What is a 'Majority Shareholder'

A majority shareholder is a person or entity that owns more than 50% of a company's outstanding shares. The majority shareholder is often the founder of the company or, in the case of long-established businesses, the founder's descendants. By virtue of controlling more than half of the voting interests in the company, the majority shareholder has a very significant influence in the business operations and strategic direction of the company, though not all companies have a majority shareholder.

BREAKING DOWN 'Majority Shareholder'

Majority shareholders differ in their approach to how the company is managed. While some continue to be heavily involved in the daily operations of the company, others may prefer to take a hands-off approach and leave the management of the company to the executives and managers. Majority shareholders who wish to exit their business or dilute their position may make overtures to their competition or private equity firms, with the objective of getting a good price for their stake.
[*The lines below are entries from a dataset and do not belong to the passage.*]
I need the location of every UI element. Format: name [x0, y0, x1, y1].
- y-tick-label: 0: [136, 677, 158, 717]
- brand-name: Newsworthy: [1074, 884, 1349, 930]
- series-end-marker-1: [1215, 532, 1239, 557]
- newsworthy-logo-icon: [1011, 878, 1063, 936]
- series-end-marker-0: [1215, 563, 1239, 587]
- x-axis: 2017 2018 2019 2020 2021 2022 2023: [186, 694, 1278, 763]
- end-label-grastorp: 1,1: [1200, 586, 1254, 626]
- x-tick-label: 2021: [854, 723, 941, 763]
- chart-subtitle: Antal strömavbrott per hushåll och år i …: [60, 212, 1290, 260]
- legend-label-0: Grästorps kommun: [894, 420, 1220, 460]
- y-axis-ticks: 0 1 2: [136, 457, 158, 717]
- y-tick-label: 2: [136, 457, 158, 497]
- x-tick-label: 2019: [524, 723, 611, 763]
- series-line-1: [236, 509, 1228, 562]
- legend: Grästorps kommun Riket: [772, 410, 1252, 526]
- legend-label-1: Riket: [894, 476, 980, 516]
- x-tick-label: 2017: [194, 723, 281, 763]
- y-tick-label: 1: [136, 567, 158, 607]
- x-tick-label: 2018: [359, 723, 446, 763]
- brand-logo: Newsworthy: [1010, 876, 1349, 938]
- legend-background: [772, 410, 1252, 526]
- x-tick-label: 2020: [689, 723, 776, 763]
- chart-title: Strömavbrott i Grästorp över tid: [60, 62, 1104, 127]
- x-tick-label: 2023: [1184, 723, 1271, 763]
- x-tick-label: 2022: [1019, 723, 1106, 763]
Since the majority shareholder usually has an iron grip on the fortunes of the company, a hostile bid for it is generally out of the question.

Who Is the Majority Shareholder?

The majority shareholder of a company may or may not be a member of upper management, such as the chief executive officer (CEO). In smaller companies with a limited number of total shares, the CEO may also function as the majority shareholder. In larger firms with significant market capitalization, such as numbers in the billions of dollars, the firm’s investors may include other institutions that possess a larger number of shares.

Majority Shareholders and Buyouts

In order for a buyout to occur, an outside entity must acquire over 50% of the target company’s outstanding shares. While a majority shareholder may hold more than 50% of a company’s stocks, he may not have the authority to authorize a buyout without additional support depending on certain corporate bylaws. In cases where a super-majority is required for a buyout, the majority shareholder can be the sole deciding factor only in cases where he holds enough of the company’s stock to meet the super-majority requirement, and the minority shareholders do not have additional rights to block the effort.

Minority shareholder rights can include the declaration of a derivative action or fraud in the minority, both of which effectively block the completion of the buyout. In cases where the minority shareholders believe the terms of the buyout are unfair and wish to no longer stay with the targeted business, they can exercise appraisal rights. This allows a court to determine if an offered share price is fair and has the option to compel the business initiating the buyout to pay a specified price if required.